Tuesday, 21 March 2017
Writing tools for writing tools
There’s a lot of discussion among writers nowadays about the best software to use to write a book. In fact it’s been calculated that if all the time writers spent thinking about writing software were spent actually writing, then the world would be literally knee-deep in books.
Or maybe that’s the stat I read about breeding success in great tits.
But no matter, the principle stands.
It’s a modern problem. Imagine Chaucer worrying about which quill to use, or Dickens spending weeks trying out different kinds of paper.
Maybe they did. I honestly haven't read up about it.
However, it has to be said that the experience of writing on a computer can easily be affected by what software you use, and now we have sophisticated programmes designed with the specific problems of writers in mind rather than being used as all-purpose office tool I thought I'd add my three-Eurocents-worth into the mix, in case anyone’s interested. If you're not, here's a really cute video of some plovers.
The software of choice among discerning procrastinators-sorry-I-mean-writers in the last few years has been Scrivener. It is indeed excellent, and I have written two finished books and several bleeding torsos of books on it. I wrote my first book, Waving, Not Drowning, using it. Oh look, you can find it here. What a happy coincidence.
I need to tell you that Scrivener is excellent. It's as simple or as complicated as you want it to be, and has what I gather software people call 'a load of features under the bonnet', although software doesn't have bonnets. Maybe I'm thinking of cars.
Anyway, I'm not writing this book with Scrivener. What a rebel.
I'm writing this book with Ulysses. And I do recommend it thoroughly. This isn't the place to go into the ins and outs of the two pieces of software. If you want to read or learn about either, may I guide you towards the excellent coverage given to both by David Hewson, who knows whereof he speaks.

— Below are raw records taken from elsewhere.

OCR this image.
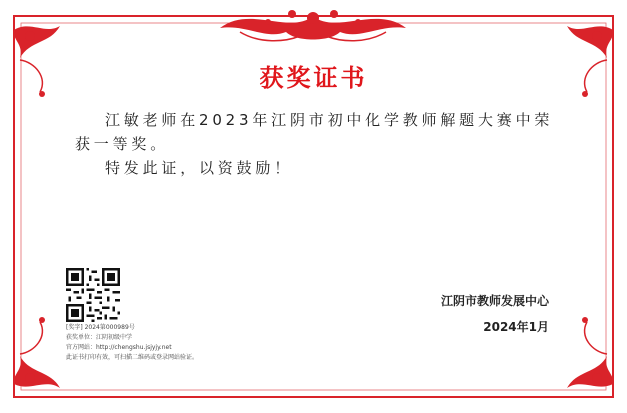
获奖证书

江敏老师在2023年江阴市初中化学教师解题大赛中荣获一等奖。

特发此证，以资鼓励！

江阴市教师发展中心
2024年1月
[奖字] 2024第000989号
获奖单位：江阴初级中学
官方网站：http://chengshu.jsjyjy.net
此证书打印有效，可扫描二维码或登录网站验证。
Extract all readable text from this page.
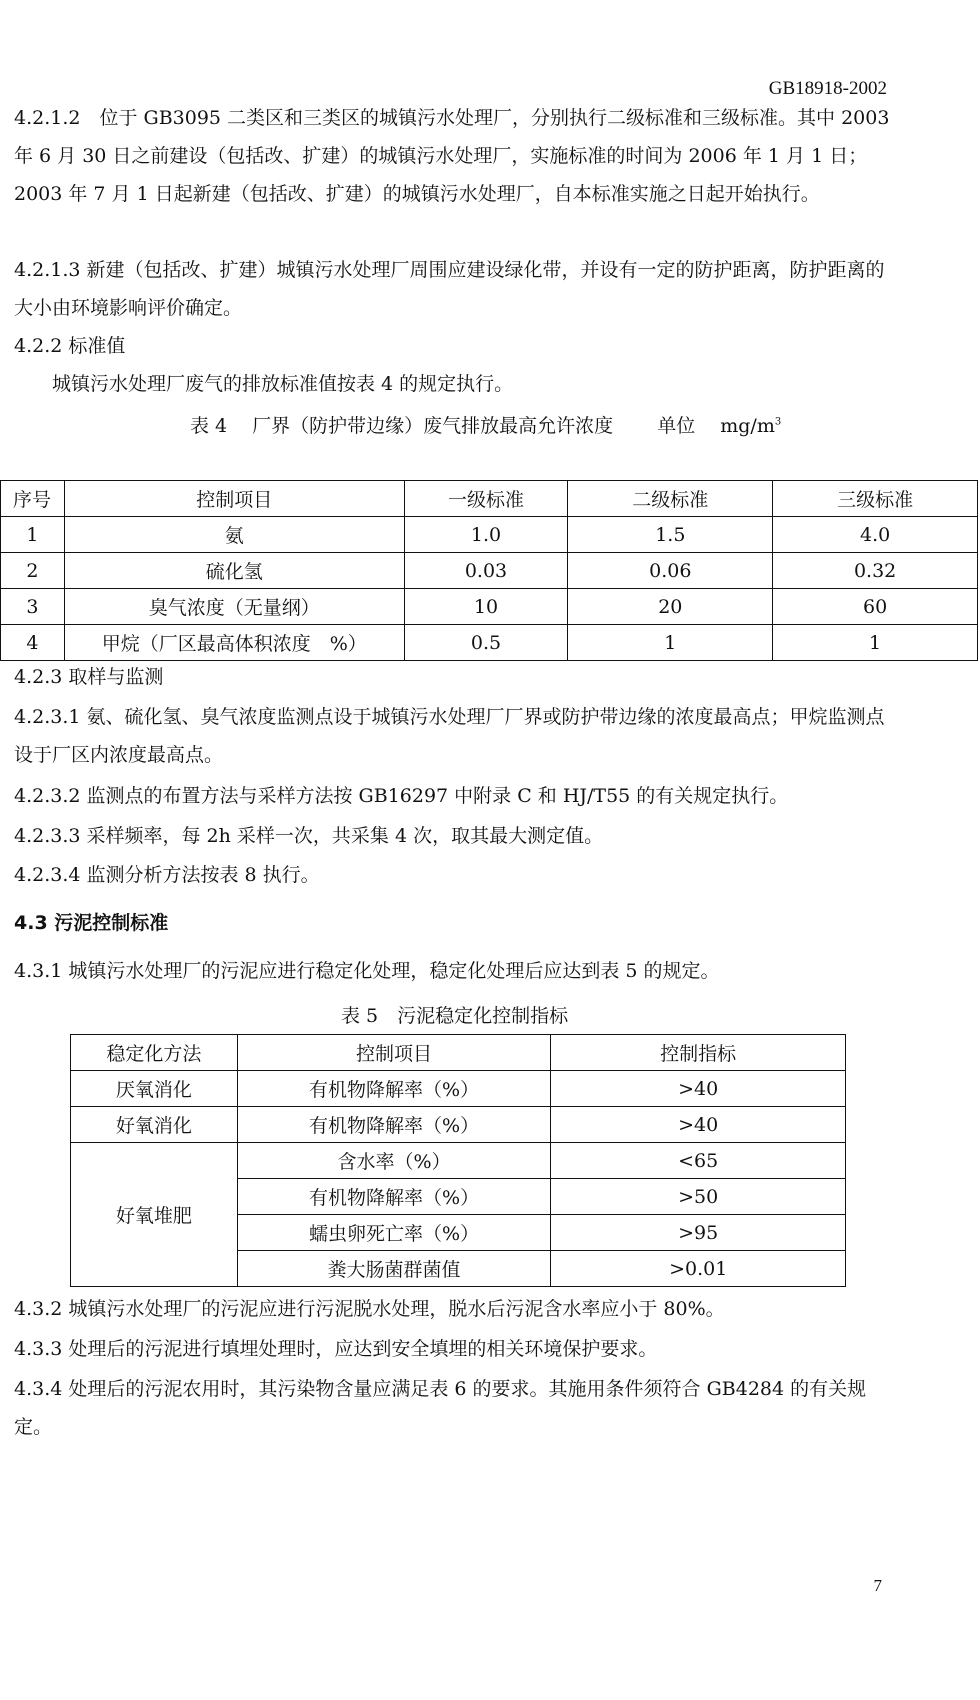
GB18918-2002

4.2.1.2　位于 GB3095 二类区和三类区的城镇污水处理厂，分别执行二级标准和三级标准。其中 2003 年 6 月 30 日之前建设（包括改、扩建）的城镇污水处理厂，实施标准的时间为 2006 年 1 月 1 日；2003 年 7 月 1 日起新建（包括改、扩建）的城镇污水处理厂，自本标准实施之日起开始执行。

4.2.1.3 新建（包括改、扩建）城镇污水处理厂周围应建设绿化带，并设有一定的防护距离，防护距离的大小由环境影响评价确定。

4.2.2 标准值

城镇污水处理厂废气的排放标准值按表 4 的规定执行。

表 4　 厂界（防护带边缘）废气排放最高允许浓度　　 单位　 $mg/m^3$
序号	控制项目	一级标准	二级标准	三级标准
1	氨	1.0	1.5	4.0
2	硫化氢	0.03	0.06	0.32
3	臭气浓度（无量纲）	10	20	60
4	甲烷（厂区最高体积浓度　%）	0.5	1	1

4.2.3 取样与监测

4.2.3.1 氨、硫化氢、臭气浓度监测点设于城镇污水处理厂厂界或防护带边缘的浓度最高点；甲烷监测点设于厂区内浓度最高点。

4.2.3.2 监测点的布置方法与采样方法按 GB16297 中附录 C 和 HJ/T55 的有关规定执行。

4.2.3.3 采样频率，每 2h 采样一次，共采集 4 次，取其最大测定值。

4.2.3.4 监测分析方法按表 8 执行。

4.3 污泥控制标准

4.3.1 城镇污水处理厂的污泥应进行稳定化处理，稳定化处理后应达到表 5 的规定。

表 5　污泥稳定化控制指标
稳定化方法	控制项目	控制指标
厌氧消化	有机物降解率（%）	>40
好氧消化	有机物降解率（%）	>40
好氧堆肥	含水率（%）	<65
	有机物降解率（%）	>50
	蠕虫卵死亡率（%）	>95
	粪大肠菌群菌值	>0.01

4.3.2 城镇污水处理厂的污泥应进行污泥脱水处理，脱水后污泥含水率应小于 80%。

4.3.3 处理后的污泥进行填埋处理时，应达到安全填埋的相关环境保护要求。

4.3.4 处理后的污泥农用时，其污染物含量应满足表 6 的要求。其施用条件须符合 GB4284 的有关规定。

7
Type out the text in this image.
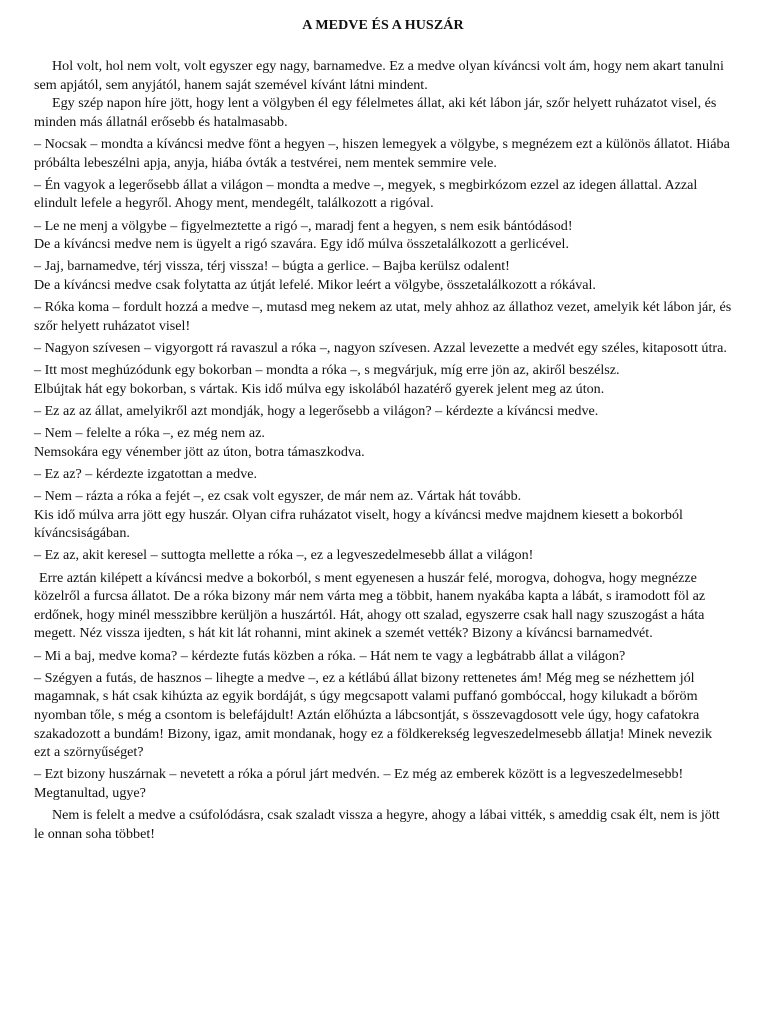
A MEDVE ÉS A HUSZÁR
Hol volt, hol nem volt, volt egyszer egy nagy, barnamedve. Ez a medve olyan kíváncsi volt ám, hogy nem akart tanulni sem apjától, sem anyjától, hanem saját szemével kívánt látni mindent.
Egy szép napon híre jött, hogy lent a völgyben él egy félelmetes állat, aki két lábon jár, szőr helyett ruházatot visel, és minden más állatnál erősebb és hatalmasabb.
– Nocsak – mondta a kíváncsi medve fönt a hegyen –, hiszen lemegyek a völgybe, s megnézem ezt a különös állatot. Hiába próbálta lebeszélni apja, anyja, hiába óvták a testvérei, nem mentek semmire vele.
– Én vagyok a legerősebb állat a világon – mondta a medve –, megyek, s megbirkózom ezzel az idegen állattal. Azzal elindult lefele a hegyről. Ahogy ment, mendegélt, találkozott a rigóval.
– Le ne menj a völgybe – figyelmeztette a rigó –, maradj fent a hegyen, s nem esik bántódásod!
De a kíváncsi medve nem is ügyelt a rigó szavára. Egy idő múlva összetalálkozott a gerlicével.
– Jaj, barnamedve, térj vissza, térj vissza! – búgta a gerlice. – Bajba kerülsz odalent!
De a kíváncsi medve csak folytatta az útját lefelé. Mikor leért a völgybe, összetalálkozott a rókával.
– Róka koma – fordult hozzá a medve –, mutasd meg nekem az utat, mely ahhoz az állathoz vezet, amelyik két lábon jár, és szőr helyett ruházatot visel!
– Nagyon szívesen – vigyorgott rá ravaszul a róka –, nagyon szívesen. Azzal levezette a medvét egy széles, kitaposott útra.
– Itt most meghúzódunk egy bokorban – mondta a róka –, s megvárjuk, míg erre jön az, akiről beszélsz.
Elbújtak hát egy bokorban, s vártak. Kis idő múlva egy iskolából hazatérő gyerek jelent meg az úton.
– Ez az az állat, amelyikről azt mondják, hogy a legerősebb a világon? – kérdezte a kíváncsi medve.
– Nem – felelte a róka –, ez még nem az.
Nemsokára egy vénember jött az úton, botra támaszkodva.
– Ez az? – kérdezte izgatottan a medve.
– Nem – rázta a róka a fejét –, ez csak volt egyszer, de már nem az. Vártak hát tovább.
Kis idő múlva arra jött egy huszár. Olyan cifra ruházatot viselt, hogy a kíváncsi medve majdnem kiesett a bokorból kíváncsiságában.
– Ez az, akit keresel – suttogta mellette a róka –, ez a legveszedelmesebb állat a világon!
Erre aztán kilépett a kíváncsi medve a bokorból, s ment egyenesen a huszár felé, morogva, dohogva, hogy megnézze közelről a furcsa állatot. De a róka bizony már nem várta meg a többit, hanem nyakába kapta a lábát, s iramodott föl az erdőnek, hogy minél messzibbre kerüljön a huszártól. Hát, ahogy ott szalad, egyszerre csak hall nagy szuszogást a háta megett. Néz vissza ijedten, s hát kit lát rohanni, mint akinek a szemét vették? Bizony a kíváncsi barnamedvét.
– Mi a baj, medve koma? – kérdezte futás közben a róka. – Hát nem te vagy a legbátrabb állat a világon?
– Szégyen a futás, de hasznos – lihegte a medve –, ez a kétlábú állat bizony rettenetes ám! Még meg se nézhettem jól magamnak, s hát csak kihúzta az egyik bordáját, s úgy megcsapott valami puffanó gombóccal, hogy kilukadt a bőröm nyomban tőle, s még a csontom is belefájdult! Aztán előhúzta a lábcsontját, s összevagdosott vele úgy, hogy cafatokra szakadozott a bundám! Bizony, igaz, amit mondanak, hogy ez a földkerekség legveszedelmesebb állatja! Minek nevezik ezt a szörnyűséget?
– Ezt bizony huszárnak – nevetett a róka a pórul járt medvén. – Ez még az emberek között is a legveszedelmesebb! Megtanultad, ugye?
Nem is felelt a medve a csúfolódásra, csak szaladt vissza a hegyre, ahogy a lábai vitték, s ameddig csak élt, nem is jött le onnan soha többet!
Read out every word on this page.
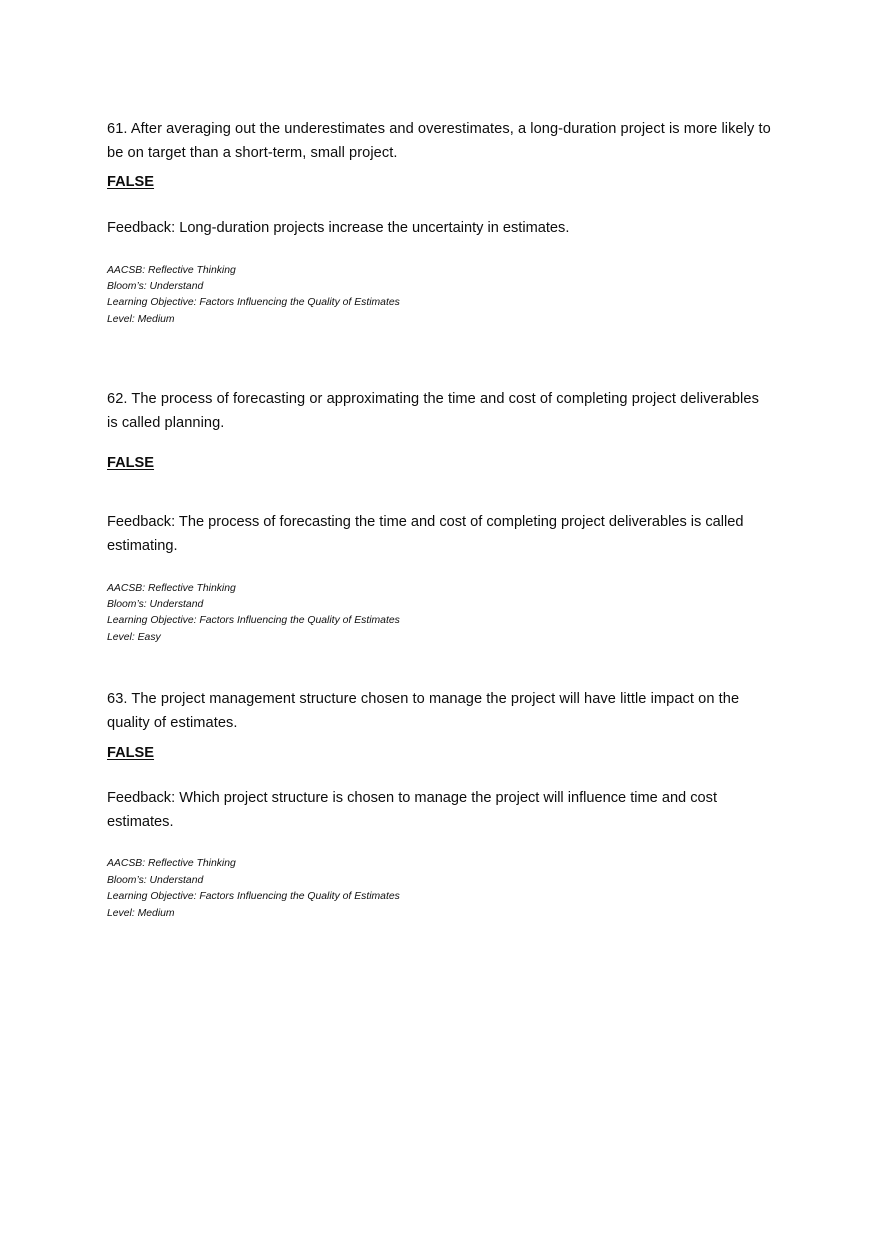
61. After averaging out the underestimates and overestimates, a long-duration project is more likely to be on target than a short-term, small project.

FALSE

Feedback: Long-duration projects increase the uncertainty in estimates.

AACSB: Reflective Thinking

Bloom’s: Understand

Learning Objective: Factors Influencing the Quality of Estimates

Level: Medium

62. The process of forecasting or approximating the time and cost of completing project deliverables is called planning.

FALSE

Feedback: The process of forecasting the time and cost of completing project deliverables is called estimating.

AACSB: Reflective Thinking

Bloom’s: Understand

Learning Objective: Factors Influencing the Quality of Estimates

Level: Easy

63. The project management structure chosen to manage the project will have little impact on the quality of estimates.

FALSE

Feedback: Which project structure is chosen to manage the project will influence time and cost estimates.

AACSB: Reflective Thinking

Bloom’s: Understand

Learning Objective: Factors Influencing the Quality of Estimates

Level: Medium
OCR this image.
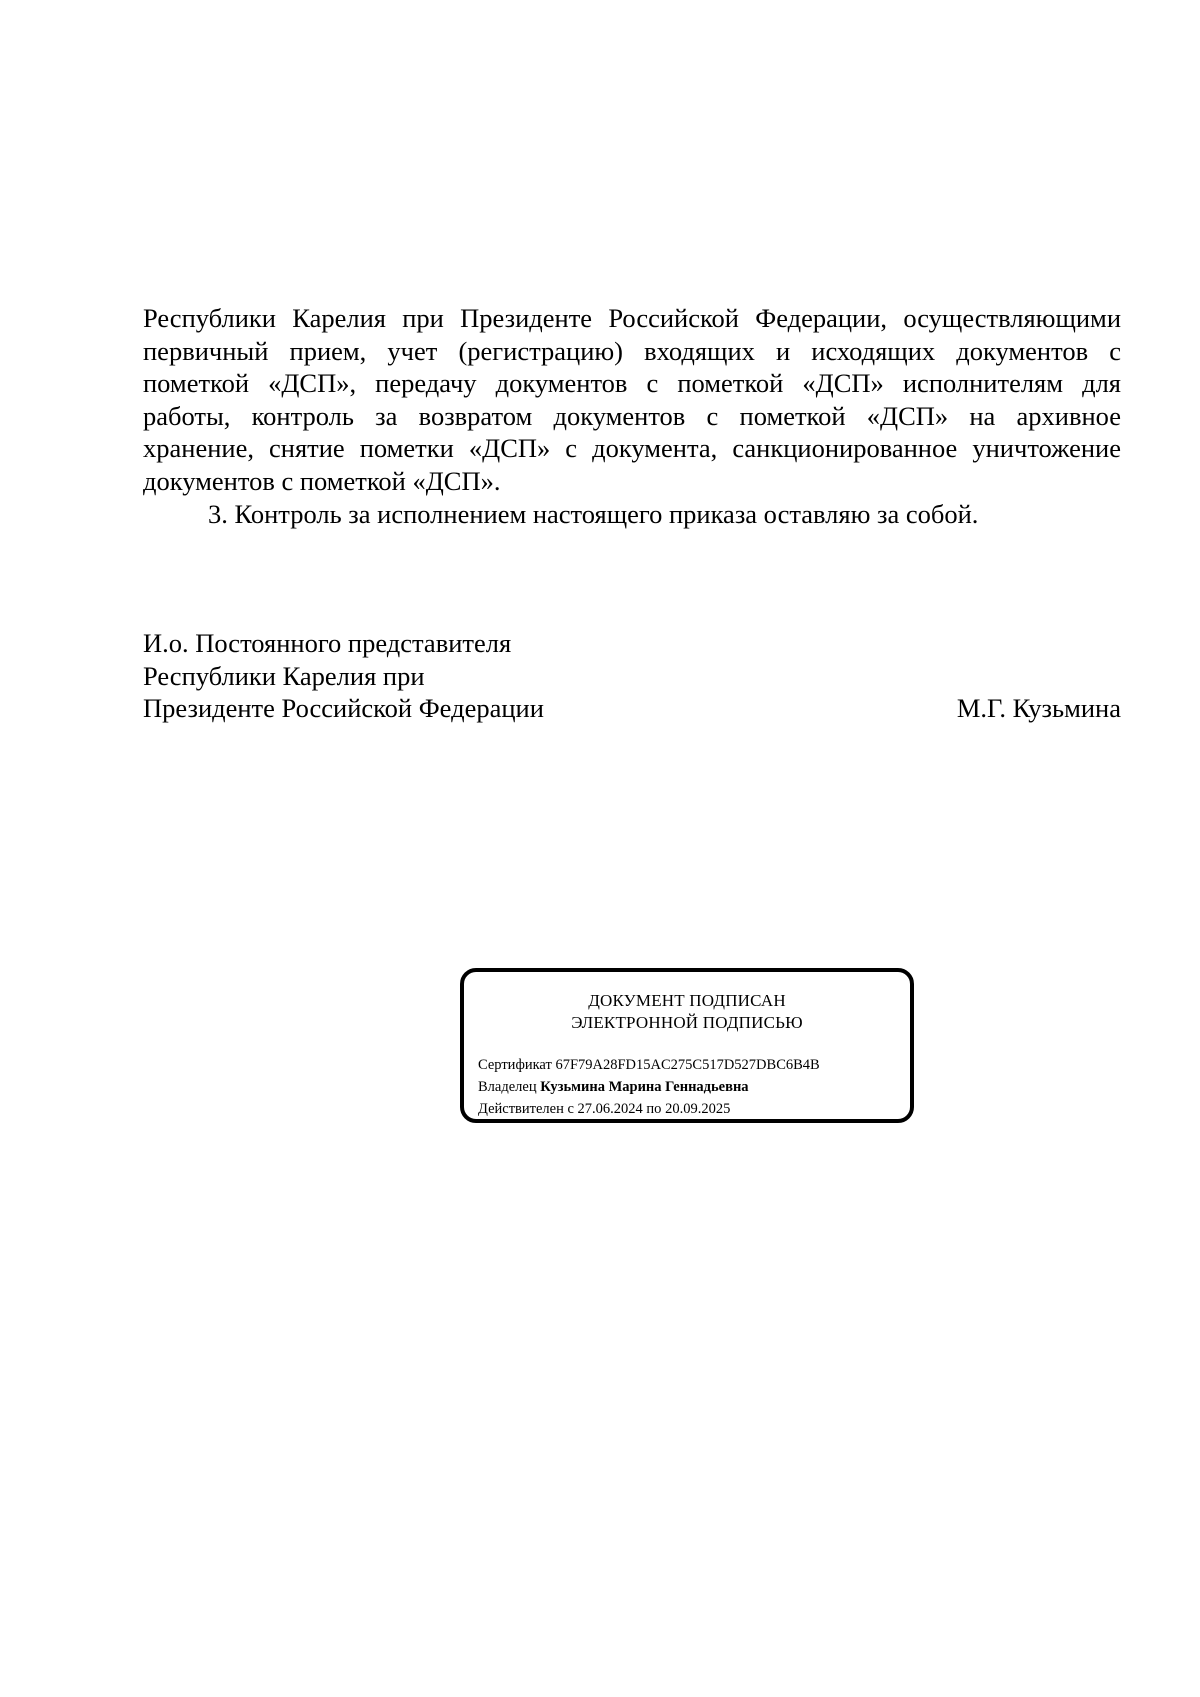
Республики Карелия при Президенте Российской Федерации, осуществляющими

первичный прием, учет (регистрацию) входящих и исходящих документов с

пометкой «ДСП», передачу документов с пометкой «ДСП» исполнителям для

работы, контроль за возвратом документов с пометкой «ДСП» на архивное

хранение, снятие пометки «ДСП» с документа, санкционированное уничтожение

документов с пометкой «ДСП».

3. Контроль за исполнением настоящего приказа оставляю за собой.

И.о. Постоянного представителя
Республики Карелия при
Президенте Российской Федерации	М.Г. Кузьмина
ДОКУМЕНТ ПОДПИСАН
ЭЛЕКТРОННОЙ ПОДПИСЬЮ
Сертификат 67F79A28FD15AC275C517D527DBC6B4B
Владелец Кузьмина Марина Геннадьевна
Действителен с 27.06.2024 по 20.09.2025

The main reason I chose Ulysses, aside from the simplicity of its interface, was Cloud integration. Anything I write on my Mac is, as good as immediately, available on my iPad and iPhone. And likewise and vice versa. You'd be amazed at the time you can waste writing half a word on an iPad and then finishing it on the iPhone, then deleting it on the computer, just because you can. The iOS Ulysses apps, by the way, are superbly designed and as intuitive as the desktop app. I have written large chunks of Why Do Birds Suddenly Disappear? on the iPad with a Bluetooth keyboard, and small chunks of it and a lot of notes on the iPhone.
When I started writing this book, Scrivener had been promising an iPad app for what seemed like decades. It didn’t come and it didn’t come. It was the 468 bus (south London reference) of writing apps. Needless to say, once I was three-quarters of the way into the first draft, out came Scrivener’s iPad app, and it is predictably excellent. But I don’t regret using Ulysses. Maybe the next one will be a Scrivener project.
So there you go. A longer-than-necessary post saying what I should have said at the beginning: if you're a writer, try Ulysses. Then write.
Incidentally, I haven't been paid by the makers of Ulysses for writing this post.